Message from Co-Chairs
Welcome to the Council on Palliative Care.
2020 – the year of a world-wide COVID-19 pandemic - is a year that has changed us all! The mandates for social distancing, wearing face masks and not being able to assemble in groups has changed the way we can support each other in times of death, loss and grief. Professional and lay caregivers are coping with stress, isolation, frustration, anger and sadness as the way care can be given has changed. But as we all learn to navigate these physical restrictions and find new ways of communicating with people on Zoom, FaceTime and other technologies, it has become even clearer that the essence of our work has not changed at all.
Twenty-six years ago, Kappy Flanders founded the Council on Palliative Care because she saw the need for the community to be active in advocating for palliative care. The Council on Palliative Care is a volunteer-based Council and this is part of its success. We all have personal and/or professional experience with caregiving and end-of-life issues and we share a passion for making palliative care accessible to all. Our work in advocacy for palliative care; in helping people have conversations about end-of-life issues, and in providing caregivers with the resources, support and information they need has never been more important or relevant.
This past year has seen the loss of our beloved Founder, Kappy Flanders; long time Council member, Teresa Dellar and recently, our community colleague, Father John Walsh. As we mourn their loss, we stand on their shoulders and those of all of the leaders in our field as we learn from their vision, their passion and their total belief in the power of a compassionate and informed community to be a force for change in end-of-life care.
Over its many years, the Council’s commitment to education has seen us host multiple lectures from world-leaders in palliative care, and community workshops for caregivers, details of which are on our website. We have developed training modules, manuals and videos for volunteers in palliative care and we have led community seminars at the International Congress on Palliative Care. Community education has a strong place in our history and in our future, but along with education our focus for the future is community engagement.
Without doubt, 2020 has been a year of great challenge but we look forward, with optimism, to 2021 as a year of great opportunity. Building on the lessons learned during this pandemic year, we are excited about expanding the Council membership and offering more programs in French, collaborating with community partners and offering a second edition of PROJECTION WEEK in the fall of 2021.
Our first PROJECTION WEEK, last October, was a bold community engagement initiative that saw Montrealers offer over 145 events in 7 days, creatively exploring major questions about life and death, from different points of view and disciplines - philosophical, medical, social, artistic and educational. This event was hugely successful – not just because of the number and range of events, but because it sparked meaningful conversations about what is possible when we are less afraid to talk openly about death, loss and grief.

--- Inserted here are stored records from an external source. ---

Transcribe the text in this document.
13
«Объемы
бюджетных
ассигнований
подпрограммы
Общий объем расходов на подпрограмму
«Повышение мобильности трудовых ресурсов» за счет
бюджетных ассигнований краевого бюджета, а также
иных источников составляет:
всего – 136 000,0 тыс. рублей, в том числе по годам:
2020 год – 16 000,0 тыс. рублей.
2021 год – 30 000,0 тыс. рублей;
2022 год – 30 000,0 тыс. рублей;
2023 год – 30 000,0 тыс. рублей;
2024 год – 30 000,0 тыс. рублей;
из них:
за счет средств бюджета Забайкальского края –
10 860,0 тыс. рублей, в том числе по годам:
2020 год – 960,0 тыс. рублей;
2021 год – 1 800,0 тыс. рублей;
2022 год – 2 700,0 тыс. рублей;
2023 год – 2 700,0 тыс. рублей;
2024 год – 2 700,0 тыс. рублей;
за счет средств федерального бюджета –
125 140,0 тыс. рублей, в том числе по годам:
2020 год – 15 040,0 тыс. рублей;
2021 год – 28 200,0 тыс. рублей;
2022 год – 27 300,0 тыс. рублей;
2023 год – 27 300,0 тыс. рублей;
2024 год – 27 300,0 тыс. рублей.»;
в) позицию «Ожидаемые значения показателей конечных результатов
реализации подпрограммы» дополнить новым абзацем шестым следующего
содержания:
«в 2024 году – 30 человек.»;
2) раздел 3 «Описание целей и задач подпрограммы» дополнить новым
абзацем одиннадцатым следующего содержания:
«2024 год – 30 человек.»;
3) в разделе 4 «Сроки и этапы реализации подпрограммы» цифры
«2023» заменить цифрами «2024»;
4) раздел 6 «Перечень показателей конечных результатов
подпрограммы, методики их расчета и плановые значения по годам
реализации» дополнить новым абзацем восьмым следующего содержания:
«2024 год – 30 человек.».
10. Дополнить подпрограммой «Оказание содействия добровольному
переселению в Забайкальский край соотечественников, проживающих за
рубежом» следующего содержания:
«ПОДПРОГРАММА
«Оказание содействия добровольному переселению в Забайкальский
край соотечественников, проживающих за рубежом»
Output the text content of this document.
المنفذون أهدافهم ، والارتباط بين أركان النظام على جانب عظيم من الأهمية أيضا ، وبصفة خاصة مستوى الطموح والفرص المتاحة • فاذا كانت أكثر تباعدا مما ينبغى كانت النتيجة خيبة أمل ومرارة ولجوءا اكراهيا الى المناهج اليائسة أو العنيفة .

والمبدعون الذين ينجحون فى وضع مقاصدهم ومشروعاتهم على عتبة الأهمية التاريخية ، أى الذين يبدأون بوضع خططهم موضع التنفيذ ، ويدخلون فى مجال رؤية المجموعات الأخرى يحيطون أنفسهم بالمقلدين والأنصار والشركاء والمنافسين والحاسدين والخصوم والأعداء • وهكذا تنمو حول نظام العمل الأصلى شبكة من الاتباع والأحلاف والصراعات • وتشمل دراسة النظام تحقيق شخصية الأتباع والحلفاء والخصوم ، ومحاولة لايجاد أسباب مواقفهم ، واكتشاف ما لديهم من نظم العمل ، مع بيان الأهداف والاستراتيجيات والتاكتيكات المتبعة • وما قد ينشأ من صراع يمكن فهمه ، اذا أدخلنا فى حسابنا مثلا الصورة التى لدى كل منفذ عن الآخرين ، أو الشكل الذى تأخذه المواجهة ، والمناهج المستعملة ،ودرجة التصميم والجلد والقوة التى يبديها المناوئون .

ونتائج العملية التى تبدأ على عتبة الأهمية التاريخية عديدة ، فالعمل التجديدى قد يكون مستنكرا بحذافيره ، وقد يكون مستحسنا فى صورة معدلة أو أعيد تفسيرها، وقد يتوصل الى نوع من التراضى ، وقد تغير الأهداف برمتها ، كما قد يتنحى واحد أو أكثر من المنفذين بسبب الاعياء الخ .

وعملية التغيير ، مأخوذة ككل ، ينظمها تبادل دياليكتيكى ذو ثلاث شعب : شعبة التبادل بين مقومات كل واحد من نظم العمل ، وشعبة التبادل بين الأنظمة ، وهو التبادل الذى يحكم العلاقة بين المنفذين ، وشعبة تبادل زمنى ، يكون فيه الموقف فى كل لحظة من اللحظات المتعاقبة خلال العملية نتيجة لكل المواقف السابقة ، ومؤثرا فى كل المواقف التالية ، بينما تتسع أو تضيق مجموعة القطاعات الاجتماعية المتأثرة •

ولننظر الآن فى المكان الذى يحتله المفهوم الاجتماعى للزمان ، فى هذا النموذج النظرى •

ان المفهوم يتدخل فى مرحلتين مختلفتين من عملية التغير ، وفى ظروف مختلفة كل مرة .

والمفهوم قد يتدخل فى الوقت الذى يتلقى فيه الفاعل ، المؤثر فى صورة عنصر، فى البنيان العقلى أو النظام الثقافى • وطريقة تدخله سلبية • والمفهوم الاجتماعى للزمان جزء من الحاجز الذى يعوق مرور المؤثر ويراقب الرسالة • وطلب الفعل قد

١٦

Because death, loss and grief affect us all, we want YOU to be involved and have a voice in how care is given and how we can support each other in our families, our communities and our workplaces. We would love to hear your stories and ideas and for you to join us in some of our programs and plans for PROJECTION WEEK 2.
Palliative care is an amazing gift of care, love and support and one we all deserve. With your help, we can make this happen. To us, that is a hopeful “light at the end of the tunnel” in this pandemic.